Buffy Sainte-Marie, native Canadian singer-songwriter, social activist and member of the Cree First Nation, is now in her 70s and has co-authored the first and only authorized biography that tells her story — a story of a woman whose career has stretched from the coffeehouses of Toronto and Greenwich Village in the early 1960s to concert halls around the world. Buffy Sainte-Marie: The Authorized Biography is co-authored with Andrea Warner.
Sainte-Marie was born on a reserve in the Qu'Appelle Valley of Saskatchewan, Canada, but later taken from her indigenous family to be adopted by a family in Massachusetts.
"It had been going on for generations where native children were removed from the home," Sainte-Marie says. "What happens to children who are kind of lost in the system like that, they're assigned a birthday, they're assigned kind of a biography. So in many cases, adopted people don't really know what the true story is."

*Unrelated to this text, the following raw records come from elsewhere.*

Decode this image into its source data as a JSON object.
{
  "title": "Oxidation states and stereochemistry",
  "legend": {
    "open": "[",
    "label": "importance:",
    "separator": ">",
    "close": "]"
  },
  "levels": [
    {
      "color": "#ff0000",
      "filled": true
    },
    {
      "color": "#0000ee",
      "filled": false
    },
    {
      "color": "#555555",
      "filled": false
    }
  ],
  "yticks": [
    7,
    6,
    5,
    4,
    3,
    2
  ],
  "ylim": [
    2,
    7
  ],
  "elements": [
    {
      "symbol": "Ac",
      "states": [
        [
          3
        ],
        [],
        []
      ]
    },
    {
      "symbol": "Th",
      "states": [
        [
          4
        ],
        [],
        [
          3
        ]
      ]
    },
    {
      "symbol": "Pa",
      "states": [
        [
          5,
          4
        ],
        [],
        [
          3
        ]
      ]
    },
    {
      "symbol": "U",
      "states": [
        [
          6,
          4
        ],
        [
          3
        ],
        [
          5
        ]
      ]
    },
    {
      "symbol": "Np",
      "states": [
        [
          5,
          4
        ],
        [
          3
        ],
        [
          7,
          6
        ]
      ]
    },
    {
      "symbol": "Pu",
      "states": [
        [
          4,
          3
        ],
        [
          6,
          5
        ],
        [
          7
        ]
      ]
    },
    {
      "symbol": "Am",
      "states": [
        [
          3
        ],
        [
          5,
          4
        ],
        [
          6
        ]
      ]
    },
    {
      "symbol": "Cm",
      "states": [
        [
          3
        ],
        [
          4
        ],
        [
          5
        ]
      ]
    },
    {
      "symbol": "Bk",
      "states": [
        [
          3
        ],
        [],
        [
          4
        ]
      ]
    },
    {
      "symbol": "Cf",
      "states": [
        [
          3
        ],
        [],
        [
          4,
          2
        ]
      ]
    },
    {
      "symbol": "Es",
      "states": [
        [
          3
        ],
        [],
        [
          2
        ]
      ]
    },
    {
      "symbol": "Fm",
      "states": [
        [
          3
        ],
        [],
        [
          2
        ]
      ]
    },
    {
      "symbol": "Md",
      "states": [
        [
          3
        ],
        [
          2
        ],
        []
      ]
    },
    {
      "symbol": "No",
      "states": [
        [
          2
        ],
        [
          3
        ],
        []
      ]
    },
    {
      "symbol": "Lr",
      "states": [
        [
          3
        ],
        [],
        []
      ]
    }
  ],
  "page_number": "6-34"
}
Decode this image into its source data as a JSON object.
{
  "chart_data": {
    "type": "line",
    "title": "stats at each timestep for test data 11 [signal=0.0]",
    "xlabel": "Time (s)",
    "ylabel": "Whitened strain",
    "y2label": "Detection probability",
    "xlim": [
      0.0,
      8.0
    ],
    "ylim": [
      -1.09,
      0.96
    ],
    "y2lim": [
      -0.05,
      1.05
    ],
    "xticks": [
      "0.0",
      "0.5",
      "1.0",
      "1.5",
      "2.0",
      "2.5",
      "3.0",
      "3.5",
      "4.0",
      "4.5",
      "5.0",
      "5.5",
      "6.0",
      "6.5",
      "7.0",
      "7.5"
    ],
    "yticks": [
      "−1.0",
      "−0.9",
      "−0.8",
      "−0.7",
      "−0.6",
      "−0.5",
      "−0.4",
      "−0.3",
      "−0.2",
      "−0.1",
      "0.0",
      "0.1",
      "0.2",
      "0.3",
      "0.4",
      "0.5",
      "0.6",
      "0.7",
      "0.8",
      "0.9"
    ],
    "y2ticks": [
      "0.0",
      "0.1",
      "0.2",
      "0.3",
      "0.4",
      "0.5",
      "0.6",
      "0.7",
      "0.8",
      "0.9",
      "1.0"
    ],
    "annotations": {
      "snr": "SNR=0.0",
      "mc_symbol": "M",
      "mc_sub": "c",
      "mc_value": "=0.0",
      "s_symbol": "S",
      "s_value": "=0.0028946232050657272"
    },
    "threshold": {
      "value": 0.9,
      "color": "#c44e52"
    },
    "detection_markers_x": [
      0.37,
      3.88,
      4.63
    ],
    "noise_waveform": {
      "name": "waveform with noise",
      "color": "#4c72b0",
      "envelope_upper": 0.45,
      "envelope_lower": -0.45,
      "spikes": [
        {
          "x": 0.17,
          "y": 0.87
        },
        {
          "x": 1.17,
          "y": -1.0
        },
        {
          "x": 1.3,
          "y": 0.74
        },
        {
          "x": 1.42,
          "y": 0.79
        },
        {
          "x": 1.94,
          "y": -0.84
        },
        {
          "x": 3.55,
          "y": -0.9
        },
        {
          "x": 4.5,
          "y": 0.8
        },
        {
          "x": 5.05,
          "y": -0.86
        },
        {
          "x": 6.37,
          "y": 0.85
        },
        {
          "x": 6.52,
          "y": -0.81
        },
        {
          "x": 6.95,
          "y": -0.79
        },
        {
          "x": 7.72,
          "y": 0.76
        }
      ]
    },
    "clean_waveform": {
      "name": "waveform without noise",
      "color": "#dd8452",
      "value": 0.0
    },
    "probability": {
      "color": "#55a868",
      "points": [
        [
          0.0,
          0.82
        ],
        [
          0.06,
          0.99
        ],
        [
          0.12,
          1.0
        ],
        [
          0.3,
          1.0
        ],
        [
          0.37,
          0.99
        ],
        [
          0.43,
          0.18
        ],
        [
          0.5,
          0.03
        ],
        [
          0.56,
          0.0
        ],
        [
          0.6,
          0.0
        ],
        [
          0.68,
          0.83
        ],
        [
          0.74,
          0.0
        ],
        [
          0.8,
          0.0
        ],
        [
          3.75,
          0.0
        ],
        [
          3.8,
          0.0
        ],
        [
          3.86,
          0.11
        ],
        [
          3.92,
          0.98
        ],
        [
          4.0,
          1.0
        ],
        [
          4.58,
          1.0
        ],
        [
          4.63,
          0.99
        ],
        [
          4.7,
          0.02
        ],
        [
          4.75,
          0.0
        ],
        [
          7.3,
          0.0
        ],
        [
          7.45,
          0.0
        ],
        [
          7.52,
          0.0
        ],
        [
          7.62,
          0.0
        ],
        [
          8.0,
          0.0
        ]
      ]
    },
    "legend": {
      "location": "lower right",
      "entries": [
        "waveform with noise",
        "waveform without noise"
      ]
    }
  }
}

But although she doesn't know her exact birthday, she does know she didn't have a choice when it came to finding music."I didn't play Barbies and I didn't play sports, but when I saw a piano and I figured out what it could do, I taught myself how to play and I never got up," she says with a laugh.
Sainte-Marie survived an abusive childhood and attended University of Massachusetts Amherst where she continued to hone her love of music. In 1963 at Toronto's Purple Onion Coffeehouse, Sainte-Marie wrote the poignant protest song "Universal Soldier" in response to the Vietnam War. It later became the lead single to her 1964 debut album It's My Way!
"He's a Catholic a Hindu an Atheist a Jain / A Buddhist and a Baptist and a Jew / And he knows he shouldn't kill / And he knows he always will / Kill you for me my friend and me for you," Sainte-Marie sings on the song.
From then, Sainte-Marie rose to prominence. She was mentioned in the same company as Neil Young and Joni Mitchell, but she made a different career choice. As biographer Warner explains, Sainte-Marie discusses in the book how she wasn't looking for the trifecta of fame, money and sex that a lot of other musicians do.
"She had different dreams," Warner says. "She had this goal of bringing truth to her music [and] talking about indigenous realities. It really stuck with me that her dreams weren't coming true and that's how she's continued to advocate and resist and write these songs that have so much power, so much meaning and so much capacity to change the world."
And while Sainte-Marie was releasing her own songs of protest and social justice, she was also writing music for others. In 1982, her co-writing credit on the song "Up Where We Belong" from the feature film An Officer and a Gentleman, earned Sainte-Marie both an Academy Award and a Golden Globe in the category of Best Original Song. "I'm the only native person ever to win an Oscar," Sainte-Marie says.
Sainte-Marie still releases music, her most recent album being 2017's Medicine Songs. Looking back on her career, Sainte-Marie sees her impact as one of overall empowerment, not just protest music. Warner sees Sainte-Marie's early music as an anchor into the '60s, but argues that her new music has a contemporary context that makes it even more important.
"Buffy has sort of mapped a lot of her life experiences through her songs," Warner says. "She's given us an incredible map for hope."